Energy Democracy in Neoliberal Contexts: Lessons from Aotearoa New Zealand

Tuesday 21 January 13:00 until 14:00
Jubilee G32
Speaker: Julie MacArthur
Part of the series: Energy & Climate Seminar Series


Energy democracy entails increased citizen participation in and control of energy sector activities (Szulecki, 2018; van Veelen & van der Horst, 2018). Recent research highlights how democratic innovations from citizens policy forums to direct asset ownership and control in ‘community power’ may contribute to much needed energy transitions away from fossil fuels and contribute to addressing the current global climate crisis. However, much of this research to date has taken place in either Western European contexts, and has largely focused on renewable power generation projects in settings with strong (if variable) policy support. A more critical scholarship has also emerged as to whether benefits in theory translate in practice, and travel across contexts (Berka and Creamer 2018). In this talk I examine the promise of energy democracy in Aotearoa New Zealand, a country that already has a significant share of energy from renewable sources at 83%, but faces significant challenges in addressing issues of energy poverty and energy system transformation in distribution, storage and energy efficiency. New Zealand also provides a useful case for understanding the unique role that local energy democracy may play in contexts which lack or lose policy support, and those where postcolonial struggles for indigenous sovereignty feature prominently.

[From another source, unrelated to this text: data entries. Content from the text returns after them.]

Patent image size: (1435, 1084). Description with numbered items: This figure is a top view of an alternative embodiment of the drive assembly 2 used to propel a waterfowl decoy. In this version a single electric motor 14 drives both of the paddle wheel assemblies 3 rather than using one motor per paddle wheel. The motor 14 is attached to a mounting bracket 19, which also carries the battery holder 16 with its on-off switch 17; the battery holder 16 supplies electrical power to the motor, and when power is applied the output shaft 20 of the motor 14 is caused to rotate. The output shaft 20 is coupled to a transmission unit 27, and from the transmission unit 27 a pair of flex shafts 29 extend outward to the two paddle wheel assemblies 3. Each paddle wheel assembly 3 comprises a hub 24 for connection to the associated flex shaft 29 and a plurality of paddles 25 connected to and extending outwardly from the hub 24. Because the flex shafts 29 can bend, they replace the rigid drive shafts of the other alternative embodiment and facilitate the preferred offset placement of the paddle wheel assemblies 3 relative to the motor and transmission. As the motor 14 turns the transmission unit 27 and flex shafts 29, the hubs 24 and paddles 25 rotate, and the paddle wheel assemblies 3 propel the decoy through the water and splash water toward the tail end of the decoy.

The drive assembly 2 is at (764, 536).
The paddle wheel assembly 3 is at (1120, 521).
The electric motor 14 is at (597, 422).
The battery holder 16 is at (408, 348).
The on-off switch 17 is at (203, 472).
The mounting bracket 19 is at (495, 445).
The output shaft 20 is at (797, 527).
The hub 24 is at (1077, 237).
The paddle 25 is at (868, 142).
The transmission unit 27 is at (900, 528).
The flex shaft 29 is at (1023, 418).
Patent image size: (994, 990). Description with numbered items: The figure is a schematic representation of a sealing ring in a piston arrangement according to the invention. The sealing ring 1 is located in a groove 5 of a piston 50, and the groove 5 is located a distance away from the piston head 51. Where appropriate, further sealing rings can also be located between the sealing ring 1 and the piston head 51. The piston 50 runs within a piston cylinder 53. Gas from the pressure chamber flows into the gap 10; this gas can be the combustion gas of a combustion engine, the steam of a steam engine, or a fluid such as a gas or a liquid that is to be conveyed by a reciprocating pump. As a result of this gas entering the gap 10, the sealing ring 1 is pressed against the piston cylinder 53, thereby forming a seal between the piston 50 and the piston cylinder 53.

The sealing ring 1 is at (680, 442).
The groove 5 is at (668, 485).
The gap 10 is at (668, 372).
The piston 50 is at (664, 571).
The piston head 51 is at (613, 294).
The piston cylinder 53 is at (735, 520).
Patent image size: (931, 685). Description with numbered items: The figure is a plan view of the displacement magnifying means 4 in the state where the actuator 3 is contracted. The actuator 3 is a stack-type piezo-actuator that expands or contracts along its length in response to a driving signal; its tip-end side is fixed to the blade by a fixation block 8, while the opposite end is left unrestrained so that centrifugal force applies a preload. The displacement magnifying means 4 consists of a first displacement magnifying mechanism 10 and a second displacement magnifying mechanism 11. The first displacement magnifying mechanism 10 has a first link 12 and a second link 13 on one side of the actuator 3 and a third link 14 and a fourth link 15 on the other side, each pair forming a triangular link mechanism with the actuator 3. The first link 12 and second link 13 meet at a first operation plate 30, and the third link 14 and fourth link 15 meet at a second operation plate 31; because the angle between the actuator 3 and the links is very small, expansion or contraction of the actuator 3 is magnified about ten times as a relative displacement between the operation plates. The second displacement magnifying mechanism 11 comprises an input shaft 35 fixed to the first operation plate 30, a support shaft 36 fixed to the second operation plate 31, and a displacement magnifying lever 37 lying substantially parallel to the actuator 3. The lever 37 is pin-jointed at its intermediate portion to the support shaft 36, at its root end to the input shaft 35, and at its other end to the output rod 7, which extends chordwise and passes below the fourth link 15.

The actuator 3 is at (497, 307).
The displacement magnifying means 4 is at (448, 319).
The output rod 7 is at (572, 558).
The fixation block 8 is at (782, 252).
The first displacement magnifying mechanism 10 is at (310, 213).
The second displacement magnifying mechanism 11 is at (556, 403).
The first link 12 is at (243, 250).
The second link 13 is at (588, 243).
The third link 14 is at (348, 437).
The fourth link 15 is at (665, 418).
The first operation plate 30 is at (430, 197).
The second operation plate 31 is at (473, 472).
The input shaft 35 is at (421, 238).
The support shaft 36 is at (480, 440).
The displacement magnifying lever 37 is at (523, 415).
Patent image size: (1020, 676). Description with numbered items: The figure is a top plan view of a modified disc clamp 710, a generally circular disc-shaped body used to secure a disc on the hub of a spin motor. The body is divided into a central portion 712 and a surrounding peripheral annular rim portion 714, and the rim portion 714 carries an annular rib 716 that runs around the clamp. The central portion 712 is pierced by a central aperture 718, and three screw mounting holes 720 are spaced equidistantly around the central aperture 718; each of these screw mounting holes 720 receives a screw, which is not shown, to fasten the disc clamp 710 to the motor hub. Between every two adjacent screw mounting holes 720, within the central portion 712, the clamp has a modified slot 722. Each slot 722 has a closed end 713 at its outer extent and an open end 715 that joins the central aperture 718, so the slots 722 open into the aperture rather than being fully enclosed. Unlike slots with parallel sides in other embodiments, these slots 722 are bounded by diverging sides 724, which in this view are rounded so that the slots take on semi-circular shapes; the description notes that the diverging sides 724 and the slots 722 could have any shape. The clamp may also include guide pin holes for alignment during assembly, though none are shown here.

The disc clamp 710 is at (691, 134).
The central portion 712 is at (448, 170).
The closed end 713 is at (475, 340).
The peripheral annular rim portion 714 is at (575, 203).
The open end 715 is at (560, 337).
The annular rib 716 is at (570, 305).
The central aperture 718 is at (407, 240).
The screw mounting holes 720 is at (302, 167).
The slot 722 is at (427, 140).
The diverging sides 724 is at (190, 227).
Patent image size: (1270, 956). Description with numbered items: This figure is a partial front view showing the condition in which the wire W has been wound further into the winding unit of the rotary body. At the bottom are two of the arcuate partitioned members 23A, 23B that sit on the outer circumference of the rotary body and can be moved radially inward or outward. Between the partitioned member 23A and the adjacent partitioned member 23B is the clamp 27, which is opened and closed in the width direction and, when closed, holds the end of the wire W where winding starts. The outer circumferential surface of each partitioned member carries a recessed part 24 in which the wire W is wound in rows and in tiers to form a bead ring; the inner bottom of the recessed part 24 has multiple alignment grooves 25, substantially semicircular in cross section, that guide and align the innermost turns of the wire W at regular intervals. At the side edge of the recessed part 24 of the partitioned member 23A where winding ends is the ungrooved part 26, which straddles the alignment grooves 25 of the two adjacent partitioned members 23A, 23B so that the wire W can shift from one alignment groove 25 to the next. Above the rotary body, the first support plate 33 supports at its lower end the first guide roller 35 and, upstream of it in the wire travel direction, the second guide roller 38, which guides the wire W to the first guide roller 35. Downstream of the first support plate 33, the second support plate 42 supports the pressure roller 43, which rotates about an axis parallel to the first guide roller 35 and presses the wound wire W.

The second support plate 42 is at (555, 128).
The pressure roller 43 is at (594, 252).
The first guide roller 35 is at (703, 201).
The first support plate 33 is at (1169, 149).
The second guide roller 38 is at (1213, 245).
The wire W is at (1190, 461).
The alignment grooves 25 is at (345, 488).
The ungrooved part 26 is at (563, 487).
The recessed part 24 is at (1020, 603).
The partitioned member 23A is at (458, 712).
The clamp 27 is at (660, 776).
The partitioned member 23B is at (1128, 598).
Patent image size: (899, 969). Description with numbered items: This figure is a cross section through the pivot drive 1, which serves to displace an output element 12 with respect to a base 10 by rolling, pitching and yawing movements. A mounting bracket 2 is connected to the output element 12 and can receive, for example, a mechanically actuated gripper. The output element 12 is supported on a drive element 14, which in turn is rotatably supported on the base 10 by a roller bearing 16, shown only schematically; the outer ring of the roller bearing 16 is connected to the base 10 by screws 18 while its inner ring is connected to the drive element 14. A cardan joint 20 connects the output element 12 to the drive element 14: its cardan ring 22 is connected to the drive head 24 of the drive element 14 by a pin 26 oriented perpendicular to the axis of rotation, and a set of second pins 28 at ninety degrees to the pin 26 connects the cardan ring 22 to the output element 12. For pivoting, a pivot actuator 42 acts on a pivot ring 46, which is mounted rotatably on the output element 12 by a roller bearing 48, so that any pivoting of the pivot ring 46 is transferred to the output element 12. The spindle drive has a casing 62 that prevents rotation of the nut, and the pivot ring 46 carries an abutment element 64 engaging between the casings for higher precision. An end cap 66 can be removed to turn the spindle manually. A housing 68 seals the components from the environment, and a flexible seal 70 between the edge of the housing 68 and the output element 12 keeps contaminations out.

Dr Julie MacArthur is a Senior Lecturer in Politics and International Relations and the Master of Public Policy program at the University of Auckland where she teaches environmental politics and public policy. She is the author of Empowering Electricity: Co-operatives, Sustainability and Power Sector Reform in Canada (UBC Press, 2016), as well more than 20 articles and book chapters on energy democracy, participatory environmental governance, and comparative energy policy. Dr MacArthur has won SSHRC and RSNZ Marsden Fund grants for her research on the contribution of community energy initiatives to climate change mitigation and local development, as well as an Early Career Research Excellence Award from the University of Auckland to study the role of women in New Zealand’s energy transition. Julie is currently a research associate with the University of Auckland’s Energy Centre and its Public Policy Institute and is a steering committee member of the Women and Inclusivity in Sustainable Energy Research (WISER) network.